Emancipation Day and its relevance to Canada
Global News
'There (are) people in this country who fail to recognize that Black people had been here since before Confederation.'
First Baptist Church was founded in 1826 in Toronto by 12 fugitives from slavery seeking freedom. They arrived on the Underground Railroad a few years shy of Aug. 1, 1834 — the day slavery was abolished across the British Empire, including in Canada.
It’s a day historian Rosemary Sadlier says Canadians still know very little about.
“There (are) people in this country who fail to recognize that Black people had been here since before Confederation,” said Sadlier, the former president of the Ontario Black History Society. “On the lands that we now call Canada, slavery began in 1628, the enslavement of Africans. It did not end until August 1st, 1834.”

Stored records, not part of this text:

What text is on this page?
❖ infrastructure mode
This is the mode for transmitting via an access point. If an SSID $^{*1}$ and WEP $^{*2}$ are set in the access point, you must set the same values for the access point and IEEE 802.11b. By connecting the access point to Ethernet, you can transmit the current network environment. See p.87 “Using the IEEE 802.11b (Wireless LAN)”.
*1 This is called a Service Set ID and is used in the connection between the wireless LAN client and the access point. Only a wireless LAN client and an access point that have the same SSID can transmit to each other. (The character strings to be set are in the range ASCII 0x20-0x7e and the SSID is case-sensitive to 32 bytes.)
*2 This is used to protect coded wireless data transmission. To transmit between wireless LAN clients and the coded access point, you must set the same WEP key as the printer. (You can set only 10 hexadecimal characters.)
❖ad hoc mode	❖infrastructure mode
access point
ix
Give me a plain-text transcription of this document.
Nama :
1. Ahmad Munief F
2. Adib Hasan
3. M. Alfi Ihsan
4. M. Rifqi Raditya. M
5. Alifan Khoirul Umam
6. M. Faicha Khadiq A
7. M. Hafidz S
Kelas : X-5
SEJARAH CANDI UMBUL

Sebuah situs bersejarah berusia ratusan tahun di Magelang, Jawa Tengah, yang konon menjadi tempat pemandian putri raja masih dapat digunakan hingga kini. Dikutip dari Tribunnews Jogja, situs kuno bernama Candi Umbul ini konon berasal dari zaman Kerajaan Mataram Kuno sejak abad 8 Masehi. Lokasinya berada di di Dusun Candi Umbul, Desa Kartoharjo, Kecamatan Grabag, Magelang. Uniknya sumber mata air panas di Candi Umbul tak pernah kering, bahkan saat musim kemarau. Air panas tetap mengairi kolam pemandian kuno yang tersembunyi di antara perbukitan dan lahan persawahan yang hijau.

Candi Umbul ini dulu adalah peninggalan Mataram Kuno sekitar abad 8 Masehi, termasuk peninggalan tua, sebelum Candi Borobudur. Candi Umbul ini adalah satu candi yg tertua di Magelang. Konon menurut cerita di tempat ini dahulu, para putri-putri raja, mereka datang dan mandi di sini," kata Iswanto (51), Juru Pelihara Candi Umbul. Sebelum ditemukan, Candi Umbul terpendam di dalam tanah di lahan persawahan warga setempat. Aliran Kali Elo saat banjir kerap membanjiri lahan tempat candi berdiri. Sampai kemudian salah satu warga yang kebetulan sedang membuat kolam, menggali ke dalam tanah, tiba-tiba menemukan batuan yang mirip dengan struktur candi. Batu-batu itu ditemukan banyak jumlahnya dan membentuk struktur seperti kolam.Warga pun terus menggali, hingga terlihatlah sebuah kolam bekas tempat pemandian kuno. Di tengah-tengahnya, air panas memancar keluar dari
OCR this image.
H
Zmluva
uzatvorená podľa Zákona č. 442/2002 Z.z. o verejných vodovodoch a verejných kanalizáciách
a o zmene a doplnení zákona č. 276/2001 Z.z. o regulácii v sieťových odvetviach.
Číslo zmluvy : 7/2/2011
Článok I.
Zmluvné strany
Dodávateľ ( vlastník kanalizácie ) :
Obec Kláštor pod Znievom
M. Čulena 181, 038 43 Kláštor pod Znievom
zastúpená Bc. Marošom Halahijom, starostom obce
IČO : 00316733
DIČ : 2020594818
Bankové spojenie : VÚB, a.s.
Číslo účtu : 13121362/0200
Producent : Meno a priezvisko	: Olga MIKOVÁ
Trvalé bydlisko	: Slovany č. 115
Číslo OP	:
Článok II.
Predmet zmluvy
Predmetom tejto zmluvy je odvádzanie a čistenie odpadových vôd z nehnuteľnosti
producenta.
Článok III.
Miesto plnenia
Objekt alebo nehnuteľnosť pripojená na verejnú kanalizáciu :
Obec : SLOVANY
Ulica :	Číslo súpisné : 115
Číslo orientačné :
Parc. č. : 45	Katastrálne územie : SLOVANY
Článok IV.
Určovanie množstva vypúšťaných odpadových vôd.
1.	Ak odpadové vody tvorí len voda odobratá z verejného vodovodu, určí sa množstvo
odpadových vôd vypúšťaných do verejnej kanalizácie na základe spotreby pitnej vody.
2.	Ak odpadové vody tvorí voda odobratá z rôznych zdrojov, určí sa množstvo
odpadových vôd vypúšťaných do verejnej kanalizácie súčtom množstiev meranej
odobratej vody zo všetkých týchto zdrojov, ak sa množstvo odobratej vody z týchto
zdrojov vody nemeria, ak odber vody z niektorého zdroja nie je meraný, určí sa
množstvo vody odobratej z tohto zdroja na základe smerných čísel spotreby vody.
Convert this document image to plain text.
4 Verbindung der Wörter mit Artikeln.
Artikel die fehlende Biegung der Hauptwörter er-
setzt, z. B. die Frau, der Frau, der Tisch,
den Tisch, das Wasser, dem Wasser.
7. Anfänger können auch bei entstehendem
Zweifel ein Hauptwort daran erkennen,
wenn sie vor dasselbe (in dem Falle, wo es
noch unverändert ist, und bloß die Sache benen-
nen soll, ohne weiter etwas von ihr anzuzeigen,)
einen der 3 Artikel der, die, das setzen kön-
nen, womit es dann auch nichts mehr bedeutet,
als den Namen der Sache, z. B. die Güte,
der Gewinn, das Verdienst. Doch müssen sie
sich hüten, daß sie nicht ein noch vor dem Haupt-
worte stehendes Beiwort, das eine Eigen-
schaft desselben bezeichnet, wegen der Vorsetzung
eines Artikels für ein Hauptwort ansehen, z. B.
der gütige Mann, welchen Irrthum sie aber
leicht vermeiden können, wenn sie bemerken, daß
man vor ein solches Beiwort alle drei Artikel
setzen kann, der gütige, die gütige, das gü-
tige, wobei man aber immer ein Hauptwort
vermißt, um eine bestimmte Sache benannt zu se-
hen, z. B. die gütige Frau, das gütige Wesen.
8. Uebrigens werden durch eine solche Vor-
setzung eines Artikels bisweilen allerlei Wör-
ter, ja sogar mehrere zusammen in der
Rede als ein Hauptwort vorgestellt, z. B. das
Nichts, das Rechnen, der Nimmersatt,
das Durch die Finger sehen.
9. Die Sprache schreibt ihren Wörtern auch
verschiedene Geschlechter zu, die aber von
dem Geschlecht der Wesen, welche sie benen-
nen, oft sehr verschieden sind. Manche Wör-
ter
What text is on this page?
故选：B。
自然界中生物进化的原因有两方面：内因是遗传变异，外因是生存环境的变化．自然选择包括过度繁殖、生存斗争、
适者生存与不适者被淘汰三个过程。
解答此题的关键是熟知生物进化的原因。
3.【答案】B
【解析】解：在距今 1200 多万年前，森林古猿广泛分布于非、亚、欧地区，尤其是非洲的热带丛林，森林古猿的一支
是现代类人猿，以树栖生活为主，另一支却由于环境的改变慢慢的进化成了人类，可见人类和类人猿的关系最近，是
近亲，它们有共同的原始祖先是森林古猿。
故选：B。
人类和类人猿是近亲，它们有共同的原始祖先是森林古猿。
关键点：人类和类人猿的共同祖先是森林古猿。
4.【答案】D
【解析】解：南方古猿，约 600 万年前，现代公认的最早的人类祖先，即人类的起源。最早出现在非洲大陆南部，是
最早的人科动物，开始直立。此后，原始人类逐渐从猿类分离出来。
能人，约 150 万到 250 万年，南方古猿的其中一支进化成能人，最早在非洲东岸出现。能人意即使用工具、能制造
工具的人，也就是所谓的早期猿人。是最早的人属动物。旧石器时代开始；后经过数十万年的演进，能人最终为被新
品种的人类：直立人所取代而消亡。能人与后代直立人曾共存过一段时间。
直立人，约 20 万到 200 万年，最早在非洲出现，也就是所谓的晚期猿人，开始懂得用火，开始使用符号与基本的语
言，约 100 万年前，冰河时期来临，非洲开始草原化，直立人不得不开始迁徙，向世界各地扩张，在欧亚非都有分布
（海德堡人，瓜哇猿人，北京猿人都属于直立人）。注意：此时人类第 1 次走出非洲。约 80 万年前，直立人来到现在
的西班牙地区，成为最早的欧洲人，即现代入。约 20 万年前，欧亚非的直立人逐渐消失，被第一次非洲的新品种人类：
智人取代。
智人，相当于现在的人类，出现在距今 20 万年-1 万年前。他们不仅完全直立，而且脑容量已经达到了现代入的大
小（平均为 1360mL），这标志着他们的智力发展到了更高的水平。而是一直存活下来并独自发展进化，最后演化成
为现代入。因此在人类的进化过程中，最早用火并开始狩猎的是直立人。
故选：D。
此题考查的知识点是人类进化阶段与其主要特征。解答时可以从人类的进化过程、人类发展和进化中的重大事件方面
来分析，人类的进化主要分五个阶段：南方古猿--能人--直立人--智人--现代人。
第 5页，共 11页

The passing of the Slavery Abolition Act freed more than 800,000 people across the Caribbean, South Africa and Canada, initiating Emancipation Day Celebrations in Ontario in places like Windsor, St. Catharines, Collingwood, Woodstock, Amherstburg and Toronto.
“The people who were celebrating Emancipation Day were Black people who made themselves free and were in Canada, or newly arrived freedom seekers,” said Sadlier. “The early celebrations … were about just the immediate joyful expressions that were spiritual, that were cultural, that were included dance and prayer, that included speeches.
“Initially, it was about perhaps more identity building and celebration, but it also took on an element of advocacy for the end of slavery” — because slavery wasn’t over for everyone.
The U.S. would wait 30 more years before ending the practice, during which time tens of thousands fled to Canada to taste emancipation.
On their journey to freedom, many African Americans would stop and settle in Owen Sound, Ont. — the northernmost part of the Underground Railroad. The courage and experiences of these pioneers are commemorated in Harrison Park.